Researchers at the University of Pittsburgh and the University of Iowa will lead a $9 million, five-year initiative to study the cause of facial birth defects. The FaceBase Consortium will create an encyclopedic database of how the faces of children develop and what goes wrong to cause malformations.
FaceBase will build a list of the genes and proteins that drive embryonic cell differentiation around the forming mouth.
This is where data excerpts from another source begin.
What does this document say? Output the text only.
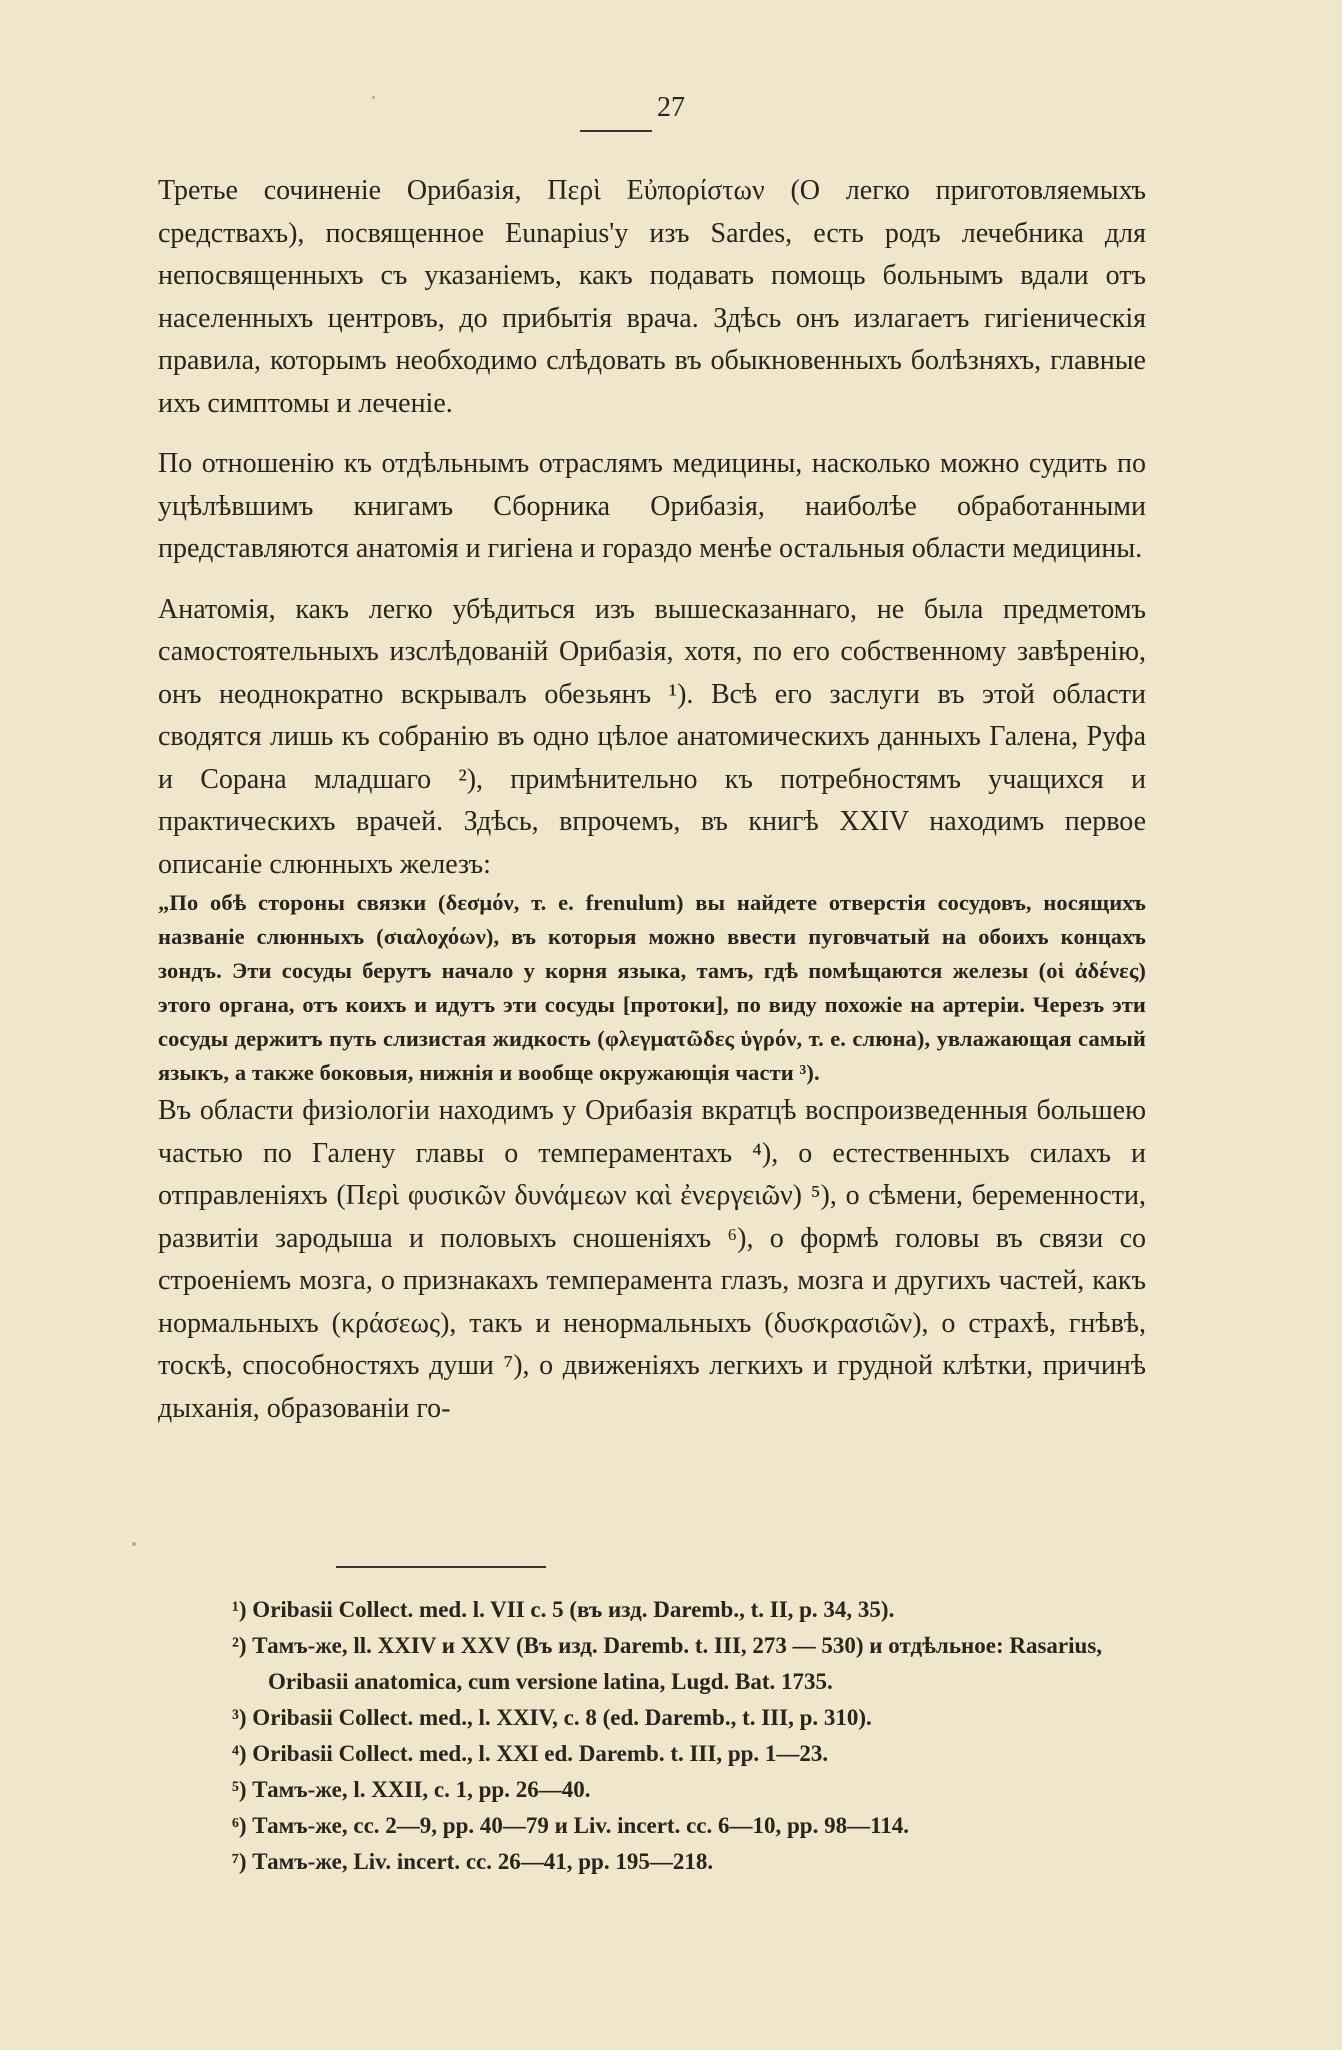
27

Третье сочиненіе Орибазія, Περὶ Εὐπορίστων (О легко приготовляемыхъ средствахъ), посвященное Eunapius'у изъ Sardes, есть родъ лечебника для непосвященныхъ съ указаніемъ, какъ подавать помощь больнымъ вдали отъ населенныхъ центровъ, до прибытія врача. Здѣсь онъ излагаетъ гигіеническія правила, которымъ необходимо слѣдовать въ обыкновенныхъ болѣзняхъ, главные ихъ симптомы и леченіе.

По отношенію къ отдѣльнымъ отраслямъ медицины, насколько можно судить по уцѣлѣвшимъ книгамъ Сборника Орибазія, наиболѣе обработанными представляются анатомія и гигіена и гораздо менѣе остальныя области медицины.

Анатомія, какъ легко убѣдиться изъ вышесказаннаго, не была предметомъ самостоятельныхъ изслѣдованій Орибазія, хотя, по его собственному завѣренію, онъ неоднократно вскрывалъ обезьянъ ¹). Всѣ его заслуги въ этой области сводятся лишь къ собранію въ одно цѣлое анатомическихъ данныхъ Галена, Руфа и Сорана младшаго ²), примѣнительно къ потребностямъ учащихся и практическихъ врачей. Здѣсь, впрочемъ, въ книгѣ XXIV находимъ первое описаніе слюнныхъ железъ:

„По обѣ стороны связки (δεσμόν, т. е. frenulum) вы найдете отверстія сосудовъ, носящихъ названіе слюнныхъ (σιαλοχόων), въ которыя можно ввести пуговчатый на обоихъ концахъ зондъ. Эти сосуды берутъ начало у корня языка, тамъ, гдѣ помѣщаются железы (οἱ ἀδένες) этого органа, отъ коихъ и идутъ эти сосуды [протоки], по виду похожіе на артеріи. Черезъ эти сосуды держитъ путь слизистая жидкость (φλεγματῶδες ὑγρόν, т. е. слюна), увлажающая самый языкъ, а также боковыя, нижнія и вообще окружающія части ³).

Въ области физіологіи находимъ у Орибазія вкратцѣ воспроизведенныя большею частью по Галену главы о темпераментахъ ⁴), о естественныхъ силахъ и отправленіяхъ (Περὶ φυσικῶν δυνάμεων καὶ ἐνεργειῶν) ⁵), о сѣмени, беременности, развитіи зародыша и половыхъ сношеніяхъ ⁶), о формѣ головы въ связи со строеніемъ мозга, о признакахъ темперамента глазъ, мозга и другихъ частей, какъ нормальныхъ (κράσεως), такъ и ненормальныхъ (δυσκρασιῶν), о страхѣ, гнѣвѣ, тоскѣ, способностяхъ души ⁷), о движеніяхъ легкихъ и грудной клѣтки, причинѣ дыханія, образованіи го-

¹) Oribasii Collect. med. l. VII c. 5 (въ изд. Daremb., t. II, p. 34, 35).
²) Тамъ-же, ll. XXIV и XXV (Въ изд. Daremb. t. III, 273 — 530) и отдѣльное: Rasarius, Oribasii anatomica, cum versione latina, Lugd. Bat. 1735.
³) Oribasii Collect. med., l. XXIV, c. 8 (ed. Daremb., t. III, p. 310).
⁴) Oribasii Collect. med., l. XXI ed. Daremb. t. III, pp. 1—23.
⁵) Тамъ-же, l. XXII, c. 1, pp. 26—40.
⁶) Тамъ-же, cc. 2—9, pp. 40—79 и Liv. incert. cc. 6—10, pp. 98—114.
⁷) Тамъ-же, Liv. incert. cc. 26—41, pp. 195—218.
These cells become bone, cartilage, ligament, nerve and soft tissue, which are visible as the developing face in the first sonogram of a fetus. However, questions remain about how this development occurs.
"FaceBase will bring together data that's never before been in the same location," said Mary Marazita, Ph.D., co-principal investigator of the FaceBase Management and Coordination Hub and director of the Center for Craniofacial and Dental Genetics at the University of Pittsburgh School of Dental Medicine. "The hope is that this database will help us to piece together the information needed to intervene when facial development starts to go wrong - or prevent it from going wrong in the first place."
Dr. Marazita and colleague, Seth Weinberg, Ph.D., research assistant professor at the Pitt School of Dental Medicine, also have received one of 10 independent FaceBase research and technology grants. This $1.5 million, five-year research grant will focus on acquiring 3D facial images and a large number of genetic markers from participants in Pittsburgh, Seattle and Houston. The resulting data will be available through FaceBase and will allow discovery of genes related to facial features.
Jeff Murray, M.D., professor, University of Iowa Carver College of Medicine, will serve as co-principal investigator of the FaceBase Management and Coordination Hub at the University of Iowa.
"It's an exciting challenge to help produce a database that brings together biochemical, molecular, genetic and imaging findings related to human facial and skull development," Dr. Murray said. "FaceBase will essentially create a 'how-to' manual of all the instructions that are needed to properly develop the mid-face, which includes the nose, upper lip and palate, or roof of the mouth."
Development of the FaceBase portal and database will be in collaboration with co-investigator Michael Becich, M.D., Ph.D., chairman of the Pitt Department of Biomedical Informatics. A prototype is expected to be ready within the next year followed by a fully functioning portal and database soon thereafter. FaceBase will be free and publicly accessible to the scientific community.